The corporate-Main Street divide may have been a convenient cliché invoked by both parties to strike a populist note. But for the GOP, it is slowly becoming a fact of political life. It might be too early to characterize this churn as some grand “realignment.” But it’s safe to say that the likes of Sen. Josh Hawley (R-MO), Sen. Rick Scott (R-FL), and Sen. Marsha Blackburn (R-TN) are more aligned with the party’s conservative base on key economic issues than the Republican generation that preceded them. Hawley, Scott, Blackburn and others have tapped into the party’s anti-Big Business bent, which seems relatively indifferent to an increase in capital gains and corporate income taxes.

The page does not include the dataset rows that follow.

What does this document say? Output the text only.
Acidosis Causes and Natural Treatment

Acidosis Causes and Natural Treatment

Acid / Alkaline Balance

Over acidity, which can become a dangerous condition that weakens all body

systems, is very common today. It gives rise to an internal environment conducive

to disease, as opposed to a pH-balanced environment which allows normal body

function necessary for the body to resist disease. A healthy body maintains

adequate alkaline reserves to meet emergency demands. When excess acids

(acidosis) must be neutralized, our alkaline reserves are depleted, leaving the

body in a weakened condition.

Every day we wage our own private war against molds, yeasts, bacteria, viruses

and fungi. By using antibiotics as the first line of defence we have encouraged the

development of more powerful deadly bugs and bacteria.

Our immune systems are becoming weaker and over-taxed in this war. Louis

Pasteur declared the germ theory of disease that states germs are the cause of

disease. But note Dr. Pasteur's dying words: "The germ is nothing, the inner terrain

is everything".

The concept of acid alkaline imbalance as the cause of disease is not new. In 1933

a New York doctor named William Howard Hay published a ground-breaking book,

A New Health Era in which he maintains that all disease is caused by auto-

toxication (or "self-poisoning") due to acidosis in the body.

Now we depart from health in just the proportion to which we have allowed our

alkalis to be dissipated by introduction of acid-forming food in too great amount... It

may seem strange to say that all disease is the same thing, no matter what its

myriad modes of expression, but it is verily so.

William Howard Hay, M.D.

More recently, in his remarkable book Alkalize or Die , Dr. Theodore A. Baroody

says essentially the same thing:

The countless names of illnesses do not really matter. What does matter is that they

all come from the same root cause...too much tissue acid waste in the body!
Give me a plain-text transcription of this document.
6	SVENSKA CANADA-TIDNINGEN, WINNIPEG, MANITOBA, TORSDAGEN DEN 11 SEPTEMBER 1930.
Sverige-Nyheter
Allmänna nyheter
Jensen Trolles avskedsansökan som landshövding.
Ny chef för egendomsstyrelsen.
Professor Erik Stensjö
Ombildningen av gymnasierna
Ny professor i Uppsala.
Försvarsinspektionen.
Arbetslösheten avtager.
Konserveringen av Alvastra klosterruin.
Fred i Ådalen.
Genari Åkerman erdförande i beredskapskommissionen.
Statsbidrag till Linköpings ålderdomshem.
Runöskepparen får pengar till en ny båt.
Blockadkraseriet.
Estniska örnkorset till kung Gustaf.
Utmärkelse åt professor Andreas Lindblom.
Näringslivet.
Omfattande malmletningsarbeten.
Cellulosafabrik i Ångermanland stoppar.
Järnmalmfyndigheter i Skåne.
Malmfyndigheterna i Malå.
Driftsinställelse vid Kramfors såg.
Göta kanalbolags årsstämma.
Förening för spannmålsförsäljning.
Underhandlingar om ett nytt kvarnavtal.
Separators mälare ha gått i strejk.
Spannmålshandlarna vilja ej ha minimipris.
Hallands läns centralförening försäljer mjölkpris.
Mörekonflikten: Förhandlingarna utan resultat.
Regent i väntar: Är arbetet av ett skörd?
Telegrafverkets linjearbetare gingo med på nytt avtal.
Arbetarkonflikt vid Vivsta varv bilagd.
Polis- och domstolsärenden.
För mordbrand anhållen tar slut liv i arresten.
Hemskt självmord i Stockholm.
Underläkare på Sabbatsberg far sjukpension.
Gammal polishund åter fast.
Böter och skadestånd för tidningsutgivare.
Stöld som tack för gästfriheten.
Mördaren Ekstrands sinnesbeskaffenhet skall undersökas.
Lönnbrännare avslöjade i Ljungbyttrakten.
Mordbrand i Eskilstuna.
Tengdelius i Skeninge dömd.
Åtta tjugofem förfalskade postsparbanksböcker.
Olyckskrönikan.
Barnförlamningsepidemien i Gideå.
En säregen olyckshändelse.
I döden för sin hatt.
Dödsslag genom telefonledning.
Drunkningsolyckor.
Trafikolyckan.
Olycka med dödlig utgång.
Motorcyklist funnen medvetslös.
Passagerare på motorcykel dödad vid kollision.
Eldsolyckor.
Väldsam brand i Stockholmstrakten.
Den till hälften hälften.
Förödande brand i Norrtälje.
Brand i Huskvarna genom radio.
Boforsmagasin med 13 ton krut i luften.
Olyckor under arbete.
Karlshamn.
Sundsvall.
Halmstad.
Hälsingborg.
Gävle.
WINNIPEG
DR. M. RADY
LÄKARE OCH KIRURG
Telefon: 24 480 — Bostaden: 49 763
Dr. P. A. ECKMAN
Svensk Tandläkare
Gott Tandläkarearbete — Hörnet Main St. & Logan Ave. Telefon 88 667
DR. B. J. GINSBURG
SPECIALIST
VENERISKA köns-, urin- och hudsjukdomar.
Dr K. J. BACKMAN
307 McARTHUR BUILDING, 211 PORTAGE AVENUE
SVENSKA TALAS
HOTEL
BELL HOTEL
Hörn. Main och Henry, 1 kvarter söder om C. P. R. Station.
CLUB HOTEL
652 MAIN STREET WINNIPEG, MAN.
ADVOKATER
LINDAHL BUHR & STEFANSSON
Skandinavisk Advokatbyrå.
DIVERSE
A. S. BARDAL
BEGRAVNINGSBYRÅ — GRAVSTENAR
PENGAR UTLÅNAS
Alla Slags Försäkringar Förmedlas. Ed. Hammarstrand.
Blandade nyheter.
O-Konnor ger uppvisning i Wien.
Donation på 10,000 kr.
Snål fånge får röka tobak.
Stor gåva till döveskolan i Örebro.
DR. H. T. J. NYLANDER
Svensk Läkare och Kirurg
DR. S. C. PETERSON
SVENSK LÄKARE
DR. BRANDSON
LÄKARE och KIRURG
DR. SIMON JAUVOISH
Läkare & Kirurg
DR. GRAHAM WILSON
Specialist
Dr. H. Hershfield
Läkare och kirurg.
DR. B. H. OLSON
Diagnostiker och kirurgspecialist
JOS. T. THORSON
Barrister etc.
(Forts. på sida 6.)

Consider Sen. Tom Cotton (R-AR). To counter the Democrats’ push (which ultimately failed) to include a federal minimum wage increase to $15-an-hour in the $1.9 trillion COVID-19 package, he, along with Sen. Mitt Romney (R-UT), introduced an alternative, dubbed, “The Higher Wages for American Workers Act.” Of interest, Cotton included a wage hike to $10-an-hour and attached Trumpian immigration policies strengthening penalties for companies that hire illegal immigrants.
“America has a responsibility to protect its citizens, but for years Congress has allowed the pay of our poorest workers to be eroded by competition from illegal immigrants and skyrocketing cost of living,” Cotton and Romney wrote. “With this bill, we have a chance to correct both these failures.”
With this bill, the party’s 2012 presidential nominee (Romney) joined a leading 2024 Republican presidential candidate (Cotton) on a bill requiring a federal minimum wage hike, with immigration policy opposed by corporations. Once upon a time, this would have been unthinkable, but it is now fairly unremarkable.
Whether on issues related to technology and social media, immigration, taxes, trade, and much else, congressional Republicans—many of whom are under the age of 50—are gravitating more and more to the views and demands of their conservative base. As noted, “woke-ism” is a central target of GOP voters, and their younger leaders are attacking what they perceive is its unholy grip on the nation’s major social, cultural, and economic institutions.
It’s not clear what this tendency suggests over the long-term, but for now, the business community needs to rethink how it engages the GOP on issues they consider fundamental. Because their list of priorities and the GOP’s may not always overlap in the same way it once did.